Our study had several other limitations. For example, because of the drawbacks associated with the available key data sources that informed the model inputs on the effectiveness of early intervention, our findings may have reduced generalizability. We may have underestimated hospitalization costs because we relied on Medicaid data (because these data were available) instead of Medicare or private insurance data. Our transition probability for employment came from an estimate of employment or school enrollment in early intervention versus treatment as usual (
6); therefore, this calculation may have overestimated employment in this population. As with all model-based, cost-effectiveness analyses, our study required combining data from various sources. Our literature review revealed a paucity of important data for early intervention in psychosis. However, a recent meta-analysis by Correll et al. (
6) provided well-powered estimates for employment and hospitalization rates for patients in early intervention and standard care, which were included in this analysis. The authors included studies from North America, Europe, and Asia. Although the Correll et al. study provides the best available evidence for early intervention leading to a variety of improved outcomes, it may not accurately represent these outcomes in the United States, which was the focus for our study. In practice, when input assumptions are needed for a decision-modeling analysis but are unavailable in a specific country context, the necessary values may be borrowed from neighboring countries or settings with similar characteristics (
15). Typically, these parameters are then varied in a sensitivity analysis to identify threshold values based on relevant cost-effectiveness criteria that would result in no differences among strategies; decision makers can then interpret how plausible these threshold values are for their setting.

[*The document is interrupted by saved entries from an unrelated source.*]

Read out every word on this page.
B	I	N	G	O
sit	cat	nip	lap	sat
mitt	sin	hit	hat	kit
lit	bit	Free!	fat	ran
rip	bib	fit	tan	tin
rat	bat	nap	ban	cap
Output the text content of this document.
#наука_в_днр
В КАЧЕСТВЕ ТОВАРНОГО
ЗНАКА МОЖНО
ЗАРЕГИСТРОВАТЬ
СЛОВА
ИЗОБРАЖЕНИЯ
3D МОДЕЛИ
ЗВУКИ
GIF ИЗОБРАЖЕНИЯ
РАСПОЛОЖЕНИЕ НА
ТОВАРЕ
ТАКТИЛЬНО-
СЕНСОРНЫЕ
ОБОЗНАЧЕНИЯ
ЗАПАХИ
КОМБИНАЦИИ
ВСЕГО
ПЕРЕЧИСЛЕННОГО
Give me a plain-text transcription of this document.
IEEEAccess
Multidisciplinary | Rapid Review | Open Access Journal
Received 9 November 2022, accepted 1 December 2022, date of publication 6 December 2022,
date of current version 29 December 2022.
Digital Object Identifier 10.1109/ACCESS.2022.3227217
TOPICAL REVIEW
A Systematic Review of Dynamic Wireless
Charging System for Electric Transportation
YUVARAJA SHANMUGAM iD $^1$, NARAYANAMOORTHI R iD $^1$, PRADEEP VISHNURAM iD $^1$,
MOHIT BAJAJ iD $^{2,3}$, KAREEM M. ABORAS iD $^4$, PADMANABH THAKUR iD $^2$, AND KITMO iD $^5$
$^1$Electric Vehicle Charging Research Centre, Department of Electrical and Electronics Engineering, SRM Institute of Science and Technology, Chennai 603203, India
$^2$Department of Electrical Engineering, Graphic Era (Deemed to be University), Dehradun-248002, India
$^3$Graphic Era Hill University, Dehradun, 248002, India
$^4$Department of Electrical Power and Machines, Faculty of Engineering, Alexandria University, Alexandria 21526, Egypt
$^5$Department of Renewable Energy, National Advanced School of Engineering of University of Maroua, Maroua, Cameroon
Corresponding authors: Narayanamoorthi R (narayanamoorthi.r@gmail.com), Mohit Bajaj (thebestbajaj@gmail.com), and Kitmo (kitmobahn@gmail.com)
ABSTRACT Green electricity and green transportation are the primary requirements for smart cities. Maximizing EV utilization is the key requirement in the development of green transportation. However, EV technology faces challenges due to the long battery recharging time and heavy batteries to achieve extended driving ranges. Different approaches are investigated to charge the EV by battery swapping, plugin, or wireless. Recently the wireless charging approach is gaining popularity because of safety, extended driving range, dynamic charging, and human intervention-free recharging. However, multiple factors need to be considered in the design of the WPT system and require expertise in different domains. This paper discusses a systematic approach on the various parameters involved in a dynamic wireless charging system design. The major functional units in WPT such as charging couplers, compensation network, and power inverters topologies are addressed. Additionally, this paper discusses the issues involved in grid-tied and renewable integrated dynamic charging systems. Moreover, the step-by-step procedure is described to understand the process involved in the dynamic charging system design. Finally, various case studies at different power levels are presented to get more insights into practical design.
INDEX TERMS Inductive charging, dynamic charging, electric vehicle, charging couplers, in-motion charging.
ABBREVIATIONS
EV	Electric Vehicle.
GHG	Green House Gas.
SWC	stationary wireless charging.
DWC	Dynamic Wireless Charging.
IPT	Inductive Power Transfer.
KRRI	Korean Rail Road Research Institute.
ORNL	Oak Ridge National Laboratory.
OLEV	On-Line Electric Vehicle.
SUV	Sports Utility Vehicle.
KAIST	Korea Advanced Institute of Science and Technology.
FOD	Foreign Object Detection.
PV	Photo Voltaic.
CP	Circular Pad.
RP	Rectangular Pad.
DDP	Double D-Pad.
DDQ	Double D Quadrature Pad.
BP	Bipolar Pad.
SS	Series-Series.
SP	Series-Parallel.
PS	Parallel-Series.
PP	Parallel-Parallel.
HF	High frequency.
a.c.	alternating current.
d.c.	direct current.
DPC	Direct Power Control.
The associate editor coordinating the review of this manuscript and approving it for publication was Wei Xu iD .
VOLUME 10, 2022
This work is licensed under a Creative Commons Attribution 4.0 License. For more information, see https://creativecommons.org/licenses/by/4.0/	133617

Important data gaps remain regarding incarceration, homelessness, caregiver time and productivity costs, social assistance rates, and annual wage earnings for people living with psychosis. Access to these outcomes for early intervention and standard care clinical strategies would provide an opportunity for more comprehensive cost-effectiveness analyses. Until then, decision-analytic models such as ours can synthesize the existing information to inform policy decisions regarding the value of early intervention for psychosis.
Another limitation was our assumption regarding long-term suicide, hospitalization, and employment rates across the life span for patients in this model, namely, that these rates remain constant year to year. We made this assumption for two reasons. First, annualized rates for these outcomes over the life course do not exist. Second, we assumed that early intervention services are not time limited for young adults who later exhibit schizophrenia and other primary psychotic disorders. We assumed that individuals receive psychosocial support in the form of case management across their life span and modeled lifelong treatment costs accordingly.
We chose to build our model with these assumptions because studies have shown that the long-term benefits of early intervention in psychosis all but disappear at 10-year follow-up, likely because of the lack of long-term, follow-up care (
26). These clinical findings combined with this model-based, cost-effectiveness evaluation speak to the importance and economic necessity of long-term support for individuals living with psychotic disorders.